Self-Lover

This is the same old song that has been sung by so many – Dove, my mother, Tyra Banks – but I don’t feel like women get it all of the time, at least this woman doesn’t. But we really have to stop hating ourselves. We have to stop looking in the mirror and seeing all of the flaws and none of the beauty.

I am trying to be intentional about loving myself. I think negative things about me all the time: I look at my thighs and think “cellulite”; I look in the mirror and think “zits”; I look at my hair and think “not curly enough” or “not straight enough” or “too dry” or “too oily.” I’m just a mess, a terrible mess. And sometimes thinking all of these negatives things about me makes me hate me a little. It makes me want to hit something – hit it hard.

But I have to stop doing that. I have to stop doing it because the bottom line is I am imperfect, and I am going to do imperfect things and look imperfect and be completely imperfect sometimes. But imperfections are not flaws; imperfections are not ugly; imperfections are not unworthiness.

Once I realized how much I was hating myself, I knew that I had to stop. I have a niece; one day I might have a daughter. The last thing I want is for them to get bogged down with self-hatred. So, I have been intentional about looking in the mirror and thinking, “You’re pretty,” instead of, “You’re hair is a hot mess.” I’ve taken to looking at my thighs and thinking, “I’m so glad that I have these thighs; they are beautiful and they complement my body so well.”
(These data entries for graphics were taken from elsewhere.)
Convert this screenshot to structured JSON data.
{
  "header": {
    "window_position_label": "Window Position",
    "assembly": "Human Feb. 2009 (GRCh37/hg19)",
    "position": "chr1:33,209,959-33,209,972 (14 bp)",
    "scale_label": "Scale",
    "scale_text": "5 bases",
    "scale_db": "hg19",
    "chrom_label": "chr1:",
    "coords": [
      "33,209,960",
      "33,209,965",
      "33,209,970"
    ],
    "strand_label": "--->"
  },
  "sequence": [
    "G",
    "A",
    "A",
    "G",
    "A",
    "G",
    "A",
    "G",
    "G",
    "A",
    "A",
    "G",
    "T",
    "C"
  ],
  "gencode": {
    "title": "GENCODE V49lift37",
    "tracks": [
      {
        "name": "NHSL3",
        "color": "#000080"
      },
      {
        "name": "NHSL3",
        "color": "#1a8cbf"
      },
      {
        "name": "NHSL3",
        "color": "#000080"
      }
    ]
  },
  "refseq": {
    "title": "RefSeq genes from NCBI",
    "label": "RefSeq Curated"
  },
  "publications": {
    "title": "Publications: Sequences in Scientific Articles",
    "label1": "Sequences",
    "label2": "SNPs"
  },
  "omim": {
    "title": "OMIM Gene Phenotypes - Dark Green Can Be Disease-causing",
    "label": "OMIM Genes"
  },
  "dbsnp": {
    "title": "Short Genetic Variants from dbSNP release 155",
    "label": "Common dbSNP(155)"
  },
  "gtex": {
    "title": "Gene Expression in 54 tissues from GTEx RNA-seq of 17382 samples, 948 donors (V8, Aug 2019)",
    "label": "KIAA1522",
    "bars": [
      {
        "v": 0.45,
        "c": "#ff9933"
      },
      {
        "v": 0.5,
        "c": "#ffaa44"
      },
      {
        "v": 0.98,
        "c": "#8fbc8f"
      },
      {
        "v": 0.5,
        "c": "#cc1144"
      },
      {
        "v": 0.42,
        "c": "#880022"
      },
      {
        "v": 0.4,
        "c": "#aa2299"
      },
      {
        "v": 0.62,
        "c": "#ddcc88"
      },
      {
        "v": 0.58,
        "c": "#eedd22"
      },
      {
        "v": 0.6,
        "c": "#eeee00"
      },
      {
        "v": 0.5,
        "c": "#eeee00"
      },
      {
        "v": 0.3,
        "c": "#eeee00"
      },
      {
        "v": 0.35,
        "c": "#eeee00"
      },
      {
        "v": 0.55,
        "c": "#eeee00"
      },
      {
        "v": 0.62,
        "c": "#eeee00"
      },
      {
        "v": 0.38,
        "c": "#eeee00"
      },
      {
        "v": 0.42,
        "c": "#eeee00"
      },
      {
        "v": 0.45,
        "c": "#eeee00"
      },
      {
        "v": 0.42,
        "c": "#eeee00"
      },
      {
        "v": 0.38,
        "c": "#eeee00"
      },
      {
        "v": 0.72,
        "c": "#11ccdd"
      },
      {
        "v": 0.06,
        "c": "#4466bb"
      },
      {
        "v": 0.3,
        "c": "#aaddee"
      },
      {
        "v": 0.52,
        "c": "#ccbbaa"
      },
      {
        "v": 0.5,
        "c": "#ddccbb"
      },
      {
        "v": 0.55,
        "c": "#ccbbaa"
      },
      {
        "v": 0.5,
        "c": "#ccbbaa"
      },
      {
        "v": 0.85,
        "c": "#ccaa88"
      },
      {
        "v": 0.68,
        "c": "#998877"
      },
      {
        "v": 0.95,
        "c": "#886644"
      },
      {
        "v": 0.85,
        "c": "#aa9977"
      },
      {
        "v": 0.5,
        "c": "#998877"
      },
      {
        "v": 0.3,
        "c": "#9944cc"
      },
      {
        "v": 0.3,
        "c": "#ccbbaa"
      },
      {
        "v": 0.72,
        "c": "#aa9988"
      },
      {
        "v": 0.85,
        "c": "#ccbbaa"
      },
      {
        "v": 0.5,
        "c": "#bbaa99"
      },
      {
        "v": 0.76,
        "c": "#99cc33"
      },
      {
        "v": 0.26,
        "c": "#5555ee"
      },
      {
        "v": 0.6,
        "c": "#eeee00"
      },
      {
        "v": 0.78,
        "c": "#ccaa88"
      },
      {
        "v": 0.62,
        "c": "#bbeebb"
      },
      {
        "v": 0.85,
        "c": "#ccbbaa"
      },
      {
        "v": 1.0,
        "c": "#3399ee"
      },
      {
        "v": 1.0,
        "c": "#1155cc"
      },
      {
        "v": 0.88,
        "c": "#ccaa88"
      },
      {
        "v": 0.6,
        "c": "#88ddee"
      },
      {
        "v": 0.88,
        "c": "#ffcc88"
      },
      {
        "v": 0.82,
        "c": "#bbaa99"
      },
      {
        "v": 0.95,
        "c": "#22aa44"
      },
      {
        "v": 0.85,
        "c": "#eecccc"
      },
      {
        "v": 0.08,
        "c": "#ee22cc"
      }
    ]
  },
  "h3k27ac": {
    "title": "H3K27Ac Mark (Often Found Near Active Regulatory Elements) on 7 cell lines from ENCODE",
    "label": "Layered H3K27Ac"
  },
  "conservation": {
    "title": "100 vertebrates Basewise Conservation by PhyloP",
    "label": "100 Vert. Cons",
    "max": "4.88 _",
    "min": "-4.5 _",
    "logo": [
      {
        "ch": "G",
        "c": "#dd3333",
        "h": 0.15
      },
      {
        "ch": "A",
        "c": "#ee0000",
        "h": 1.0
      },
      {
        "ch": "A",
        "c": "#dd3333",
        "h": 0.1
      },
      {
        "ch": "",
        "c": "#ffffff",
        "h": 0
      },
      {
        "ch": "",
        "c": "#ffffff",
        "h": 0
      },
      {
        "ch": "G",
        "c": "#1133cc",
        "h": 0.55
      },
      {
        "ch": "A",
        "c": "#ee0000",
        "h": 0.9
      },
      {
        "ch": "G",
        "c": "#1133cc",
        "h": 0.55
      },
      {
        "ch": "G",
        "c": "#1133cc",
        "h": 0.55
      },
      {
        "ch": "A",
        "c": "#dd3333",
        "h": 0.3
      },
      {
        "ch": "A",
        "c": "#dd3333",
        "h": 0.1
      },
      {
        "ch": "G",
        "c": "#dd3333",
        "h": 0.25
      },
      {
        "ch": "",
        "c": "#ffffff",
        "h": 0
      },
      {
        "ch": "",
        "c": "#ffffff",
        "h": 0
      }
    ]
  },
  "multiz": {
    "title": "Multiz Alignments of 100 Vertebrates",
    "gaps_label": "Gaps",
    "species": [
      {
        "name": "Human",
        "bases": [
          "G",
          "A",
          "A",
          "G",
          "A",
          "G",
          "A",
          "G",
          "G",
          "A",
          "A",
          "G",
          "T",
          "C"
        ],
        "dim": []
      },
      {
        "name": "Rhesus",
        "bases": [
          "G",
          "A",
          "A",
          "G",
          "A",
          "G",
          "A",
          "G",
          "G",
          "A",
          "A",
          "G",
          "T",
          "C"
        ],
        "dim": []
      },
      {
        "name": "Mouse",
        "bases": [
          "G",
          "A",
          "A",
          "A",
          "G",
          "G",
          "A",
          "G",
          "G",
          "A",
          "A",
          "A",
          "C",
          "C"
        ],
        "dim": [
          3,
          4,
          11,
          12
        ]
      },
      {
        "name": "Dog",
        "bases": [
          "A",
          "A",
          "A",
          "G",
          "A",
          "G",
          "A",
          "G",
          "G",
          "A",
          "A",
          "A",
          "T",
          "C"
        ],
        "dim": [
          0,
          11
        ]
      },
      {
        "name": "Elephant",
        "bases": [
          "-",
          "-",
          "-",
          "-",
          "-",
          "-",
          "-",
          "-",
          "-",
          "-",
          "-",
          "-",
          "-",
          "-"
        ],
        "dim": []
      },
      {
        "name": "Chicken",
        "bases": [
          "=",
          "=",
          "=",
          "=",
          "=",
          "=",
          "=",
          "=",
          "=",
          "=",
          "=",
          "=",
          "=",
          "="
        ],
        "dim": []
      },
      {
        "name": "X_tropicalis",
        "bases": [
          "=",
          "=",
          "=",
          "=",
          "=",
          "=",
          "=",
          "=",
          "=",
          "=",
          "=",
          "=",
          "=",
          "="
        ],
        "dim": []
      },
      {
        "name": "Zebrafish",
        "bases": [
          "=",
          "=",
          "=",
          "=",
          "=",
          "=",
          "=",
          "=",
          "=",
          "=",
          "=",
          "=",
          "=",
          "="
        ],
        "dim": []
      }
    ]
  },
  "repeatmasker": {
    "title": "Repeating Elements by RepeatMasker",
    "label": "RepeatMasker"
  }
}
It’s about way more than saying, “Your hair isn’t that crazy today,” or “You’re thighs aren’t that bad looking.” In fact, I don’t like that at all – saying “not that bad stuff” is just hating yourself to a lesser degree.

What intentionally thinking we’re beautiful is about is looking at yourself – myself – and seeing ourselves, thinking about ourselves as beautiful. This is about more than becoming “okay” with your flaws; it is about not seeing them as flaws anymore. It is about recognizing your flaws and calling them beautiful.

This photographer took these pictures of regular women in the nude around their houses – women of all shapes and all sizes, and I imagine that would be so terrifying because you just know that someone will look at your body and think, “What the hell was SHE thinking doing that? Just leave some things to the imagination.” But I love it – I love it so, so, so, so, so much. These women’s bodies were not perfect – they had stretch marks and cellulite just like my body; breasts were sagging and bellies were not flat, but their bodies – their imperfect bodies – are so far from being flawed. I look at the pictures and see how beautiful they are, every single one of them. And I am working on seeing myself like I see these women – beautiful with my flaws, not in spite of them. 

So, I’m working on loving myself. The Bible tells me that I was fearfully and wonderfully made, and I believe that. I believe that hating on myself does not honor my creator at all, and I want to honor him as much as I can. This is a good place to start.